Click and Connect: Interview with Medway photographer Michi Masumi

Medway photographer and artist Michi Masumi on allowing emotion and heritage to guide her imagery



Whatever it is, the way you tell your story online can make all the difference.
— Michi Masumi

Based at the studios in Chatham’s Nucleus Arts, Michi Masumi has been delving into the world of creation for many years. From silversmithing and making bespoke jewellery to designing unique clothing and accessories, writing poetry and even singing. But when she moved her family to Medway a decade ago she found a new passion – photography. 

Currently studying for a PHD and researching black aesthetics and intersectionality within British art, Michi is also the founder of the Black Art Hub, which provides a platform for grassroots black British visual artists and poets to share experiences and exhibit their work.

Interweaving the images she captures and using digital techniques to harness energy and inflame imagination, Michi looks to reflect day-to-day life and culture as well as celebrate her Britishness alongside her African, Caribbean and Ecuadorian heritage. 

Michi’s first foray into camera work came at university in Rochester as the mum of 10 searched for her own unique style in the world of fine art.

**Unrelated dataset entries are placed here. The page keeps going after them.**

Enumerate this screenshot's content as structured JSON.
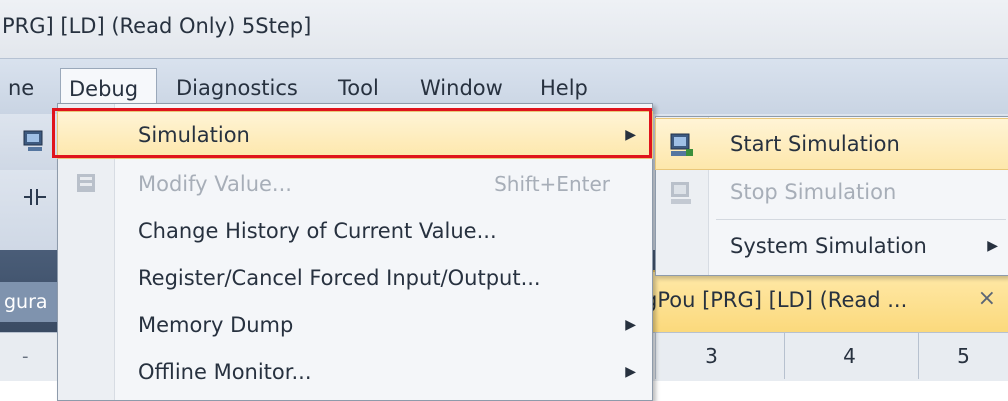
{
  "window": {
    "title": "PRG] [LD] (Read Only) 5Step]"
  },
  "menubar": {
    "items": [
      {
        "label": "ne"
      },
      {
        "label": "Debug"
      },
      {
        "label": "Diagnostics"
      },
      {
        "label": "Tool"
      },
      {
        "label": "Window"
      },
      {
        "label": "Help"
      }
    ]
  },
  "left_tab": {
    "label": "gura"
  },
  "document_tab": {
    "title": "gPou [PRG] [LD] (Read ...",
    "close": "×"
  },
  "grid": {
    "dash": "-",
    "columns": [
      "3",
      "4",
      "5"
    ]
  },
  "debug_menu": {
    "items": [
      {
        "label": "Simulation",
        "shortcut": "",
        "arrow": "▶"
      },
      {
        "label": "Modify Value...",
        "shortcut": "Shift+Enter",
        "arrow": ""
      },
      {
        "label": "Change History of Current Value...",
        "shortcut": "",
        "arrow": ""
      },
      {
        "label": "Register/Cancel Forced Input/Output...",
        "shortcut": "",
        "arrow": ""
      },
      {
        "label": "Memory Dump",
        "shortcut": "",
        "arrow": "▶"
      },
      {
        "label": "Offline Monitor...",
        "shortcut": "",
        "arrow": "▶"
      }
    ]
  },
  "simulation_submenu": {
    "items": [
      {
        "label": "Start Simulation",
        "arrow": ""
      },
      {
        "label": "Stop Simulation",
        "arrow": ""
      },
      {
        "label": "System Simulation",
        "arrow": "▶"
      }
    ]
  },
  "colors": {
    "highlight_border": "#e0141c",
    "menu_hover": "#fde7ab",
    "dark_band": "#3a4b63"
  }
}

“I’ve always said to my children there’s no such thing as ‘you can’t’ – it’s better to try and fail than to never try,” says Michi. “And so because I’m a self-taught photographer, even though I’ve now got a Master’s degree and I’m doing my doctorate, I had to do double the work that most people did because I had never touched the camera in my life, I had no understanding of it, I couldn’t afford a camera. 


“[At university] I was learning the technical theories behind photography because they didn’t teach us how to take photos, and I just thought this direction I’m going in is really making me understand that I’m an expressionist artist and that I like to express myself.

“That could be part of my neurodivergency, it could be part of the fact that I’ve always struggled with mental health, and I can use this to express myself. And so I took a photo portrait of a friend and a floral shot in my garden and I merged them. And I loved it.”

You could say that was the flashbulb moment.

“It was something that I had been doing but not showing to anyone,” says Michi. “And one day I put it online and I said ‘I think it’s fine art’, and everyone went nuts.” 

Michi saw an advert to submit her image to the London Photography Awards under the title ‘Not all that glitters is gold’. 

“It was about mental health. And I wanted to reflect how judgmental society is. If someone’s got money and they’re maybe classed as rich, we tend to almost dismiss their mental-health suffering because they happen to have more money than the norm.”

Using layering techniques with gold and silver, Michi submitted it and received the Student: Honourable Mention Silver Award for Fine Art. Paired with positive feedback from other photographers, she was encouraged to continue her methods and, a year on, she regularly exhibits her work across Medway, Kent and the South East.

PROCESS

Influenced by photographers like Irving Penn and Gordon Parks, Michi’s process has seen her portraiture-style photography develop into a more three-dimensional and enhanced final product.

From merging imagery to adding layers, illustrations and even poetry, she has an armful of creative methods that help to turn her photos into a representation of her emotions.

“The biggest challenge is having the concept in my head and getting it on to some kind of platform for me to play around with,” explains Michi. “So, usually for me, my camera is my blank canvas. So if you can think of a painter, they usually have the canvases, different painters start off slightly differently, they paint the background or do outlines. For me, that’s the photography side. I have a concept or an emotional feeling – I allow my camera to connect with how I feel. And all of a sudden I realised how I’m feeling visually because it’s right there in front of me. 


And that’s probably my favourite way of working, spontaneously, because I think then you get more of the truth and the rawness rather than planning. I’m not a ‘plan’ photographer, I hate that.” 

If working with models, Michi opts for a relaxed approach – no posing allowed!

“I never tell the model or the sitter how to pose – that completely disrupts me,” she says. “Everything is extremely organic.”

The images are then judged by Michi as to what the next process should be.

“They are the art itself. Sometimes the photograph says to me ‘No, you need to leave this as a photograph’. Or actually ‘This is a beautiful photograph, but you’ve missed something’. Maybe it needs to be more monochrome or black and white – that’s where the fine art and the layering comes in. 

“The more I look at the portrait, the more I go back to how I got that portrait, the process, how was I feeling? How was the person feeling? A story builds up and that’s then where I’ll use a digital pen that will allow me to write on my artwork key words – sometimes it’s words like ‘angry’ or ‘loneliness’. It’s just keywords, and that’s my emotions.”

Michi also creates layers in the form of other photographs, taking images of walls, floors and fabrics to create unusual textures, allowing her to really experiment in how the images interact. 

“I will always add in some culturally black things,” says Michi. “I’m mixed race. My mum’s from Ecuador’s indigenous people and I have West Indian and African heritage. So for me when I’m doing some of the blending, it’s really important that I take colours and textures and references from my cultural heritage.”